The lunacy is not exclusive to Martha Burk and her compatriots, several groups have petitioned to protest Burk in Augusta during this Master's week, including a splinter group of the KKK ready to fight for the rights of the members of Augusta to discriminate as they please.

The fact that Burk is still protesting for a woman member at Augusta during this time of war seems rather ridiculous. Is there no greater issue facing women today than getting a member into a private club that is so exclusive that even Bill Gates can't become a member?

In her quest to make a name for herself and topple Augusta National, has Burk not had time to flip on Fox News Channel or CNN and see that in Iraq, people are suffering much greater injustices than not being allowed to join a private golf club?

Burk has gone so far as to exploit the war for her own gain.

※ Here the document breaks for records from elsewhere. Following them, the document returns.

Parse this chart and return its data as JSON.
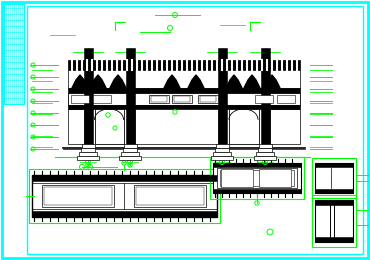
{
  "bg_color": "#ffffff",
  "cyan": "#00ffff",
  "black": "#000000",
  "green": "#00ff00",
  "figsize": [
    3.7,
    2.6
  ],
  "dpi": 100
}
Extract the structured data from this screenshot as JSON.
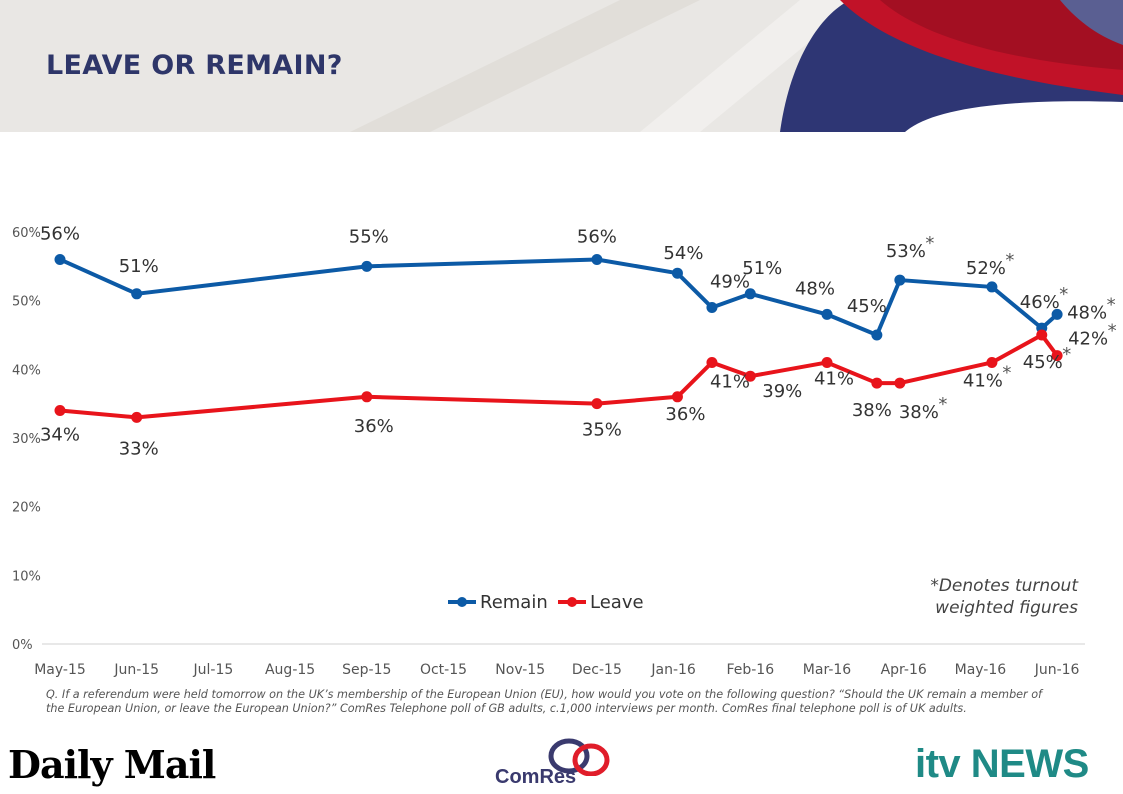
{
  "header": {
    "title": "LEAVE OR REMAIN?"
  },
  "chart_data": {
    "type": "line",
    "title": "LEAVE OR REMAIN?",
    "categories": [
      "May-15",
      "Jun-15",
      "Jul-15",
      "Aug-15",
      "Sep-15",
      "Oct-15",
      "Nov-15",
      "Dec-15",
      "Jan-16",
      "Feb-16",
      "Mar-16",
      "Apr-16",
      "May-16",
      "Jun-16"
    ],
    "ylim": [
      0,
      60
    ],
    "yticks": [
      "0%",
      "10%",
      "20%",
      "30%",
      "40%",
      "50%",
      "60%"
    ],
    "series": [
      {
        "name": "Remain",
        "color": "#0c5aa6",
        "points": [
          {
            "x": 0,
            "y": 56,
            "label": "56%",
            "star": false
          },
          {
            "x": 1,
            "y": 51,
            "label": "51%",
            "star": false
          },
          {
            "x": 4,
            "y": 55,
            "label": "55%",
            "star": false
          },
          {
            "x": 7,
            "y": 56,
            "label": "56%",
            "star": false
          },
          {
            "x": 8.05,
            "y": 54,
            "label": "54%",
            "star": false
          },
          {
            "x": 8.5,
            "y": 49,
            "label": "49%",
            "star": false
          },
          {
            "x": 9.0,
            "y": 51,
            "label": "51%",
            "star": false
          },
          {
            "x": 10.0,
            "y": 48,
            "label": "48%",
            "star": false
          },
          {
            "x": 10.65,
            "y": 45,
            "label": "45%",
            "star": false
          },
          {
            "x": 10.95,
            "y": 53,
            "label": "53%",
            "star": true
          },
          {
            "x": 12.15,
            "y": 52,
            "label": "52%",
            "star": true
          },
          {
            "x": 12.8,
            "y": 46,
            "label": "46%",
            "star": true
          },
          {
            "x": 13.0,
            "y": 48,
            "label": "48%",
            "star": true
          }
        ]
      },
      {
        "name": "Leave",
        "color": "#e8141b",
        "points": [
          {
            "x": 0,
            "y": 34,
            "label": "34%",
            "star": false
          },
          {
            "x": 1,
            "y": 33,
            "label": "33%",
            "star": false
          },
          {
            "x": 4,
            "y": 36,
            "label": "36%",
            "star": false
          },
          {
            "x": 7,
            "y": 35,
            "label": "35%",
            "star": false
          },
          {
            "x": 8.05,
            "y": 36,
            "label": "36%",
            "star": false
          },
          {
            "x": 8.5,
            "y": 41,
            "label": "41%",
            "star": false
          },
          {
            "x": 9.0,
            "y": 39,
            "label": "39%",
            "star": false
          },
          {
            "x": 10.0,
            "y": 41,
            "label": "41%",
            "star": false
          },
          {
            "x": 10.65,
            "y": 38,
            "label": "38%",
            "star": false
          },
          {
            "x": 10.95,
            "y": 38,
            "label": "38%",
            "star": true
          },
          {
            "x": 12.15,
            "y": 41,
            "label": "41%",
            "star": true
          },
          {
            "x": 12.8,
            "y": 45,
            "label": "45%",
            "star": true
          },
          {
            "x": 13.0,
            "y": 42,
            "label": "42%",
            "star": true
          }
        ]
      }
    ],
    "star_symbol": "*",
    "legend": {
      "placement": "bottom-center"
    },
    "footnote": "*Denotes turnout weighted figures"
  },
  "note": "Q. If a referendum were held tomorrow on the UK’s membership of the European Union (EU), how would you vote on the following question? “Should the UK remain a member of the European Union, or leave the European Union?” ComRes Telephone poll of GB adults, c.1,000 interviews per month. ComRes final telephone poll is of UK adults.",
  "logos": {
    "daily_mail": "Daily Mail",
    "comres": "ComRes",
    "itv_news": "itv NEWS"
  },
  "colors": {
    "title": "#2e3669",
    "remain": "#0c5aa6",
    "leave": "#e8141b",
    "itv": "#1f8a86"
  }
}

When talking about CBS broadcasting the Masters commercial-free this year ÷ at the behest of Augusta National to keep its sponsors from having to deal with the pressure from Burk and the NCWO, Burk stated: "With close to a quarter-million women in the armed services defending the values of the United States, many of them in Iraq, we think it is offensive to them for CBS to showcase a venue that excludes them."

The Masters itself has been overshadowed by Burk. Sports pages across the country are more worried about the protests and the circus surrounding this issue than they are with Tiger Woods gunning for his third-straight green jacket.

The players would rather discuss the war, or the effect the three days of rain has had on the course, than discuss membership practices and Martha Burk. The players know their place in the grand scheme of things; they realize the unimportance of this battle.

The players understand that they play a game for a living and are very privileged in doing so. Do some of them think that Augusta should admit women? Of course, but given the circumstances of the world, they know when to keep their mouths shut.

Martha Burk should at least concede the fact that there are greater issues facing the world today than women not being given the famous green jacket symbolizing their membership of Augusta National Golf Club.

Yet, she has brought her tent and her own clowns to town and has turned one of the greatest sporting events in the world into a three-ring circus.

So, as I sit here sipping a cold one at Dirtbag's, cheering on fellow student and golfer Ricky Barnes, I raise my glass to Martha Burk.

Thank you for ruining the Masters, and congratulations on your ability to overlook the more important things in life and focus on the trivial.